I have felt this dizziness at longer or shorter intervals throughout my life, sometimes at very inconvenient moments when I did not know how to respond. I found the sensation particularly annoying when I was young, and felt awkward enough anyway. It is only recently that I have begun to summon up the feeling deliberately; I call it my “solitary game.”

As far as I can remember, I was about eleven or twelve when I first experienced this vertigo. It happened at school, but luckily I was alone at the time. As a boy I went to a Catholic school, simply because it was the nearest one to my home. The Protestant school was in a different part of town and to reach it you had to cross the big pontoon bridge, so my parents thought it safer to send me to the nearby Catholic school. Each day began with half an hour’s religious instruction, with the emphasis on the Seven Sacraments and the Ten Commandments, which were relentlessly and repeatedly analysed. As a non-Catholic I did not take part in these catechism classes, and so in each term’s report, alongside the words “Religious Instruction,” there was always an oblique stroke rather than a mark out of ten. For the first half-hour of each day I sat with a textbook open in front of me, but did not read it because I was secretly following the lesson. I did so because those classes taught me something about what was happening within me and outside me, neither of which I fully understood.

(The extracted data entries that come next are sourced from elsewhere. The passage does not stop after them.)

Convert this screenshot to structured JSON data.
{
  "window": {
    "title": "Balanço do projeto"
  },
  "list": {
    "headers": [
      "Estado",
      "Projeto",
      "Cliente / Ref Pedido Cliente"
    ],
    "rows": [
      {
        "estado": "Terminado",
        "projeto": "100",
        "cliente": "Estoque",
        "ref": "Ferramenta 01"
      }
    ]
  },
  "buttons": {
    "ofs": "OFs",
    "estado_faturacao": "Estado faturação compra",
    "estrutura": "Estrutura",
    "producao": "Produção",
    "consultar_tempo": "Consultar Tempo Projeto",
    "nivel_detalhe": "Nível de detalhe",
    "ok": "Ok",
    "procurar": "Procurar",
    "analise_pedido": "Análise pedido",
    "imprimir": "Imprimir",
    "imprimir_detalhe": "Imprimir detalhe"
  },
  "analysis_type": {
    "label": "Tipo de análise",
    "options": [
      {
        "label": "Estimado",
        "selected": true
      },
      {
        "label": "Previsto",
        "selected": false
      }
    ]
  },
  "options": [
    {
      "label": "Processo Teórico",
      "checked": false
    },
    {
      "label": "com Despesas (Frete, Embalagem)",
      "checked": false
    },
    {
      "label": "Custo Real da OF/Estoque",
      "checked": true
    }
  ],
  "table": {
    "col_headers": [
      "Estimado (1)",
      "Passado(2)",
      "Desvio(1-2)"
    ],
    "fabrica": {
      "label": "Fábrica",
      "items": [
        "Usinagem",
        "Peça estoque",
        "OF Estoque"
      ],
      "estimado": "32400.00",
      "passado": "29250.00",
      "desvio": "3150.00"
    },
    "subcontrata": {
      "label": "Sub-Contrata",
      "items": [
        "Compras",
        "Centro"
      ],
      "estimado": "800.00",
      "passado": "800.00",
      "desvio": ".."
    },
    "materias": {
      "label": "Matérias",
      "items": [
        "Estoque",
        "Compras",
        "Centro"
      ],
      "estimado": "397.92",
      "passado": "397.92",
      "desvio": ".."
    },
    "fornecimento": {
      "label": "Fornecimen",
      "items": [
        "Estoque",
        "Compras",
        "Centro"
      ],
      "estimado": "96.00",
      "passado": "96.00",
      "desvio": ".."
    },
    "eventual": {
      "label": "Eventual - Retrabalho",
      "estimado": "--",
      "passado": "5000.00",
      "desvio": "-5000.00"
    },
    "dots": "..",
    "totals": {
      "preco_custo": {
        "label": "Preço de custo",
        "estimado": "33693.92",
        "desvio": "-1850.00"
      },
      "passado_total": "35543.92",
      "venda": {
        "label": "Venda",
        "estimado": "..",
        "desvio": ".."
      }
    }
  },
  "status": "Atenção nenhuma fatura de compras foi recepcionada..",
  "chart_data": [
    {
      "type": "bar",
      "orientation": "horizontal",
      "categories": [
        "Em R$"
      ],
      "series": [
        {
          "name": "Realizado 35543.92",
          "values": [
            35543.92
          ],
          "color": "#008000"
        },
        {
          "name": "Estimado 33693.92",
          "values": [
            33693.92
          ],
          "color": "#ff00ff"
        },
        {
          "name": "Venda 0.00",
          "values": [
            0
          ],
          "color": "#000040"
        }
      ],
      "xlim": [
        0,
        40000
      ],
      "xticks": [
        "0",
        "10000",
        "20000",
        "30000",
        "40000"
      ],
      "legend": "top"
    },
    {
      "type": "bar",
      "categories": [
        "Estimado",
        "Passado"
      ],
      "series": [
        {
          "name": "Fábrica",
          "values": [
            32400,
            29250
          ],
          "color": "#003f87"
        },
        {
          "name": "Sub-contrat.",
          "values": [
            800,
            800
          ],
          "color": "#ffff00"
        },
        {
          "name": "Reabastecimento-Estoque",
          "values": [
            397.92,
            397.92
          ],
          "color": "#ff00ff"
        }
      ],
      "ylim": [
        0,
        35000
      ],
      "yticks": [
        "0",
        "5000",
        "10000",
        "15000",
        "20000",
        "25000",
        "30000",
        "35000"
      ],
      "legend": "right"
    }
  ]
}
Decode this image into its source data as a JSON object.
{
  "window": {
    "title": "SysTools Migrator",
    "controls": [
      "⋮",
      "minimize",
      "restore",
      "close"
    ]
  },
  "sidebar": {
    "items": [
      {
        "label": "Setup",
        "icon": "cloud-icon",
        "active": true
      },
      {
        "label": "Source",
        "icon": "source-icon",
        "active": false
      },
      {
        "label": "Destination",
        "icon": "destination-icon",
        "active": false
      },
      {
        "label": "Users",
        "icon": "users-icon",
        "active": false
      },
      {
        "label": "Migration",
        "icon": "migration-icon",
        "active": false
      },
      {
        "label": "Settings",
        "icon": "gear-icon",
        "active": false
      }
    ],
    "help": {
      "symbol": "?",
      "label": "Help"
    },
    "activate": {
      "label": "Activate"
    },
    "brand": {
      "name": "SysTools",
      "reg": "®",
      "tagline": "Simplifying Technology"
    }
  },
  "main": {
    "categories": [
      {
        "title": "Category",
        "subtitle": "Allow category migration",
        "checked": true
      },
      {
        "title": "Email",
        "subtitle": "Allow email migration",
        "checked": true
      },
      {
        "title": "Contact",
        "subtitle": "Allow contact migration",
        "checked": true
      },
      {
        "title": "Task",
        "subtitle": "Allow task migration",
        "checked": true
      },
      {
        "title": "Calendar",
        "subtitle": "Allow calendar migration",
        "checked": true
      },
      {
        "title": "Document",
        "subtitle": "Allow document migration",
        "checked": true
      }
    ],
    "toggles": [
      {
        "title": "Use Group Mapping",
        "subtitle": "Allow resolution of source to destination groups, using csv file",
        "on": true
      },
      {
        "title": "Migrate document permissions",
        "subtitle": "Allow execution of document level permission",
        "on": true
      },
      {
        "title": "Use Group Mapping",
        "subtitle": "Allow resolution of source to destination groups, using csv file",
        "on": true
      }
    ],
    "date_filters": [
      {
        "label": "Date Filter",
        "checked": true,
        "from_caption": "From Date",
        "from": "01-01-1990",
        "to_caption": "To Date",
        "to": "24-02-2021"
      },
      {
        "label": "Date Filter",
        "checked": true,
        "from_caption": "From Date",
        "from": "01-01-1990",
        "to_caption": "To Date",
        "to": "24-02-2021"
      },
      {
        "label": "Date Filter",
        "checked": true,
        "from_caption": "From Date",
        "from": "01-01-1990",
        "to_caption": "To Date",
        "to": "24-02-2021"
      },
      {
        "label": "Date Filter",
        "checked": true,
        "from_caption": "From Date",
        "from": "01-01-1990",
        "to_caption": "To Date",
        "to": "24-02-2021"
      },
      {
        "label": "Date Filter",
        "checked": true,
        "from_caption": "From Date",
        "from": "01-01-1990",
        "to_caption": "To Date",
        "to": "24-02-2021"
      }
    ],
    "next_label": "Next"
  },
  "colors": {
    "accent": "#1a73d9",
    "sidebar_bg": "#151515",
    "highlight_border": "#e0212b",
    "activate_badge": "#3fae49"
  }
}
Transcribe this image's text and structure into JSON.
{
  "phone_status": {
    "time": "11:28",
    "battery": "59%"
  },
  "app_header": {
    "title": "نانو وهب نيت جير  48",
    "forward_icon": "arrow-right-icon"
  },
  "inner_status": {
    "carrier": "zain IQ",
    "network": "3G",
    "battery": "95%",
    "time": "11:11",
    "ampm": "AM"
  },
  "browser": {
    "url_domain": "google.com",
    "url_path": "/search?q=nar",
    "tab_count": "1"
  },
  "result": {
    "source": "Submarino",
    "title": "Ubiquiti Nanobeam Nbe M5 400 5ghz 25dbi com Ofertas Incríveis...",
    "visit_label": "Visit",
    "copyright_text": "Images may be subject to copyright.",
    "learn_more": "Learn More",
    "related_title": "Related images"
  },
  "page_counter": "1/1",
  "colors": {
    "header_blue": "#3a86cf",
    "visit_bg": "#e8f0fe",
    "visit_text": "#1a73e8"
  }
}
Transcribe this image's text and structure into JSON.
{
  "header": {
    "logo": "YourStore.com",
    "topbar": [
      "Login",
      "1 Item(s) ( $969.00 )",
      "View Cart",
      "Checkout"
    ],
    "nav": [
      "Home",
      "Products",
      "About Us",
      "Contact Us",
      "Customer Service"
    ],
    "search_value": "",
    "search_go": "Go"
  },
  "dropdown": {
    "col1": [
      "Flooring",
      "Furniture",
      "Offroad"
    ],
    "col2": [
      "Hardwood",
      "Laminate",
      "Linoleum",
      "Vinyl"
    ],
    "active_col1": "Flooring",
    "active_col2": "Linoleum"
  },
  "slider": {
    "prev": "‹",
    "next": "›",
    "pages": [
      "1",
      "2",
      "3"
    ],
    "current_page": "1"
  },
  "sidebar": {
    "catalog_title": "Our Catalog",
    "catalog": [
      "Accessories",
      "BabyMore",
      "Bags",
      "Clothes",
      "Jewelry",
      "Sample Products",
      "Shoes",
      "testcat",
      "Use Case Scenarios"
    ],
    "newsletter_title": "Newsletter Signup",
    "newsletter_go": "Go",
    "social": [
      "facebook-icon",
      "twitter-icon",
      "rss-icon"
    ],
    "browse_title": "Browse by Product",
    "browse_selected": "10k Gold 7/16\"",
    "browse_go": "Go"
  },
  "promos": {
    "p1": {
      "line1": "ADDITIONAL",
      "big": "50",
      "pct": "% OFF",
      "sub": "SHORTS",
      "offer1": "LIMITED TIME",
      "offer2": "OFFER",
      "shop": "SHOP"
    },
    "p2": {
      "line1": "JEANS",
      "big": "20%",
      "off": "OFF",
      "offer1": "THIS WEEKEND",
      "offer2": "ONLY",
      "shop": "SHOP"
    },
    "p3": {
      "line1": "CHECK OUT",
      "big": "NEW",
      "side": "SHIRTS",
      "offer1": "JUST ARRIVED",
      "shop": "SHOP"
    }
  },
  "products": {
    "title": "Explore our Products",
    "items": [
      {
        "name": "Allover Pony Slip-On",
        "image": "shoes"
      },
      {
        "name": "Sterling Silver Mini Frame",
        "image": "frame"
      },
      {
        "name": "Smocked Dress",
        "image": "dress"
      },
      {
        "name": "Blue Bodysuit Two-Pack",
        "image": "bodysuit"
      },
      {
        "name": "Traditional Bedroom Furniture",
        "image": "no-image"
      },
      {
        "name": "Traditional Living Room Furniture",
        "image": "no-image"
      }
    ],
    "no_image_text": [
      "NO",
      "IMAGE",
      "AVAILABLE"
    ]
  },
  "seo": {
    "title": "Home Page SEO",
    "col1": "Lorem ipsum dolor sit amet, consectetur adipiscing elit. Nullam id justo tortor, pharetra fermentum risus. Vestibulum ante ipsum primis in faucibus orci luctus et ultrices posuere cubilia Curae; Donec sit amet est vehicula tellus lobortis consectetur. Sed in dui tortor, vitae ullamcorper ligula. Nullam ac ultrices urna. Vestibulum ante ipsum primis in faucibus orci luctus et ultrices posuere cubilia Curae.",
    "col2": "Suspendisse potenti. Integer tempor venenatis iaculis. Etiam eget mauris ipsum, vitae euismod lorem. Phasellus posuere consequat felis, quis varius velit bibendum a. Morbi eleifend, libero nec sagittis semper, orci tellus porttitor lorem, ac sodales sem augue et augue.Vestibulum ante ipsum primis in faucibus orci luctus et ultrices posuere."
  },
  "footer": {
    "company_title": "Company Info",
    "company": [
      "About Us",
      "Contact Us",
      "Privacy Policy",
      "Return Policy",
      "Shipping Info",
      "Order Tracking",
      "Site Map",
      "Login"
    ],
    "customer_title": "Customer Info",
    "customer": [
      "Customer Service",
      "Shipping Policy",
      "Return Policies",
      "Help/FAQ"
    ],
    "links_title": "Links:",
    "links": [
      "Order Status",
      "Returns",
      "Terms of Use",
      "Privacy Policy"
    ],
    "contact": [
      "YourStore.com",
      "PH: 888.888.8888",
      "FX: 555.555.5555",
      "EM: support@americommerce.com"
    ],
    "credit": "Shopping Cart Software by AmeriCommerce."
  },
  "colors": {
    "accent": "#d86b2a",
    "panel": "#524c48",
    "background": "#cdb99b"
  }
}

Two or three times a year, on Catholic feast days, an open-air mass was celebrated in the playground. Everything had to be prepared the day before. The sections of the prefabricated wooden altar were taken out and assembled; a rectangular red carpet was laid out in front of the altar and tubs of flowers were placed on either side. The large space beyond the altar was filled with an enormous number of benches, which the boys had lugged out of the dining hall and corridors and placed in two dead-straight lines. The previous afternoon the whole school had marched in procession to the church to confess, so that they could take communion during the open-air mass. While this was happening, I stayed behind at school and hung about. There was also a Jewish boy from a higher class, but I paid no attention to him.